The children built a third Monster for themselves, after Bob’s was finished, and on this they pasted, in large gilt letters, upon a blue ground, the motto they intended to use if they should ever have a coat-of-arms—“Be sure you’re right, then go ahead.”
“Only I suppose it will have to be in Latin then,” said Johnny, as he smoothed down the last letter of the last word, “and perhaps, by that time, I’ll know enough Latin to do it myself!”
CHAPTER IV.
THE FIRST MOVE.
There were just two things which could keep Johnny quiet for more than two minutes at a time; one was having some one read aloud to him, and the other was playing checkers. He could read to himself, more or less, but stopping once in a while to spell a long word, or to wonder what it means, breaks the thread of the most entertaining story, so whenever anything very attractive-looking in the way of books and magazines came into the Leslie family, Johnny coaxed his mother to read it aloud.

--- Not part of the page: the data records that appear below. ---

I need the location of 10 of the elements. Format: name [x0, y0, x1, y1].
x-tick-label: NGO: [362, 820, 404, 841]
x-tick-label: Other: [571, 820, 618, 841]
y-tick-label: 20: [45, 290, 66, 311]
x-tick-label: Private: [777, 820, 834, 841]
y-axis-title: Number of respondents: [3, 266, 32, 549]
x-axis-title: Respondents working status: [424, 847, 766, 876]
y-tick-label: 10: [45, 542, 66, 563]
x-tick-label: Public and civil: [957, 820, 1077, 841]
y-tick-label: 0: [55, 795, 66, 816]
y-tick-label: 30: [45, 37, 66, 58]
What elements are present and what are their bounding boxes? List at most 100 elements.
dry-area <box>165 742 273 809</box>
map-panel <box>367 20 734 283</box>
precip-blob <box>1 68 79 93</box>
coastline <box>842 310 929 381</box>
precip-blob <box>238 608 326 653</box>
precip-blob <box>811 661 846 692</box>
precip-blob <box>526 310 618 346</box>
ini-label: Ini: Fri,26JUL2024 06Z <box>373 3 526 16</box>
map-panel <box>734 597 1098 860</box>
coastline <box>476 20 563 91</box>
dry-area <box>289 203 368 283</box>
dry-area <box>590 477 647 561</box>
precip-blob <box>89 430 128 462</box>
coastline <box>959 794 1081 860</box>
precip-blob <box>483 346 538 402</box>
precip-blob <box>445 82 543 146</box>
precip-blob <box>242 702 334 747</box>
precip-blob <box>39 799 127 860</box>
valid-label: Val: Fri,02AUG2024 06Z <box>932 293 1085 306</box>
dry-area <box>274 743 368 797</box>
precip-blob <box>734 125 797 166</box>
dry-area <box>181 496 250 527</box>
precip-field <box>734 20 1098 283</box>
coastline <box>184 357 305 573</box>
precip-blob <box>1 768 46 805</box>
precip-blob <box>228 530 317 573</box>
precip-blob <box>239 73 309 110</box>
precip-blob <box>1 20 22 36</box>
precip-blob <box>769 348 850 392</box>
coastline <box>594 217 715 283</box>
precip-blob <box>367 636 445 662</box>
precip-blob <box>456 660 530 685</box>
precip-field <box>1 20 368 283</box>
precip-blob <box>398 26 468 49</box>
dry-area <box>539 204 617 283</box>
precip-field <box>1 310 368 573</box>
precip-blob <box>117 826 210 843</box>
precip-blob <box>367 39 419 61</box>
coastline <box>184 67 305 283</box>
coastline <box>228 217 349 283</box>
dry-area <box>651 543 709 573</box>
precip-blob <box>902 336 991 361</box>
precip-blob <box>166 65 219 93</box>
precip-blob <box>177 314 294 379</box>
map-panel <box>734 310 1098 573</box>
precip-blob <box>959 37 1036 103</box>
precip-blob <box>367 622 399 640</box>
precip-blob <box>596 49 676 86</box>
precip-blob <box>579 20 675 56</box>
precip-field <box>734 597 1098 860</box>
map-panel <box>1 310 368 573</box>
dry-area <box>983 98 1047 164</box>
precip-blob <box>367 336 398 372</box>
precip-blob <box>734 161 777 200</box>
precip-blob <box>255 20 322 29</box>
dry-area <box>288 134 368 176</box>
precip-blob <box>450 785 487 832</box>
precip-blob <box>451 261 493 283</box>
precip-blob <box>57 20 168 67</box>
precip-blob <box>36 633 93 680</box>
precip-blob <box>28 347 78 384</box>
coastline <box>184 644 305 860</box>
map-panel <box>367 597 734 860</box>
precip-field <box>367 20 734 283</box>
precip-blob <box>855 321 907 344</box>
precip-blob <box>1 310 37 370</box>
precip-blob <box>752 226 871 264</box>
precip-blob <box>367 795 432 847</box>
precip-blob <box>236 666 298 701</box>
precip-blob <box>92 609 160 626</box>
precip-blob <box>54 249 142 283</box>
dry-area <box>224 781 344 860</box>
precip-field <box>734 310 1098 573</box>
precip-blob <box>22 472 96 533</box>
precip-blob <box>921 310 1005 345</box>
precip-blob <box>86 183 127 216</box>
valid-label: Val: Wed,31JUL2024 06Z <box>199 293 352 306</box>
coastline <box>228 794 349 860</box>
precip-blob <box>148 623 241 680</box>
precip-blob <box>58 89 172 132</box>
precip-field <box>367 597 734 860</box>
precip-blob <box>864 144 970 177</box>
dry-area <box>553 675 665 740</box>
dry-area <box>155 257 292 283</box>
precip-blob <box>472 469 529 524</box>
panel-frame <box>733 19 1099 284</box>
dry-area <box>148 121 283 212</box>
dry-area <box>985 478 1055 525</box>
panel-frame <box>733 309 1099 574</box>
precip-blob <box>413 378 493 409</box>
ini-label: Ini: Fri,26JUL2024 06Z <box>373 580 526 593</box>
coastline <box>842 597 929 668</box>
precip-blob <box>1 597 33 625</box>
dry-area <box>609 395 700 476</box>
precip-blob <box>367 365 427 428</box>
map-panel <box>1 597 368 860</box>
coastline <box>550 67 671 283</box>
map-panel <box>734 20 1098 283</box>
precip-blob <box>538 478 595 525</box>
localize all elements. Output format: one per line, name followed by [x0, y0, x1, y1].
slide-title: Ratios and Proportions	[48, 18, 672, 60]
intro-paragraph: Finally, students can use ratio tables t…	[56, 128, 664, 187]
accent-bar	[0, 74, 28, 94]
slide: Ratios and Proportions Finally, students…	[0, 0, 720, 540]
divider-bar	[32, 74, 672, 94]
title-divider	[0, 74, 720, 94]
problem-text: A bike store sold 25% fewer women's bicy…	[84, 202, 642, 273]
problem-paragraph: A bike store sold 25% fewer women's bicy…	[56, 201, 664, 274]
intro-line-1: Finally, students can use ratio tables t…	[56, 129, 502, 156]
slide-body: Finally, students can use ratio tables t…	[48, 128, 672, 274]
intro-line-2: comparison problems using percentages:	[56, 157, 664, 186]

But it is one thing to hear reading because you have begged for it, and have been running and jumping enough to make keeping still not only possible but really quite pleasant, and another to hear it because your mother asks you to stay in the house until it clears up, or your cold is well.
New Year’s Day had been bitterly cold and raw, and Johnny, coming from the well-warmed church in the morning, had stopped on the way home to do a little snowballing. He had “cooled off,” as he expressed it, rather too quickly, and the result was an unpleasant cough. Now Johnny did not in the least object to drinking the agreeable beverage made of Irish moss and lemons and sugar, which his mother had prepared for him, but it was hard work to stay in the house when all the other boys were building a snow-fort, and making ready for a magnificent battle.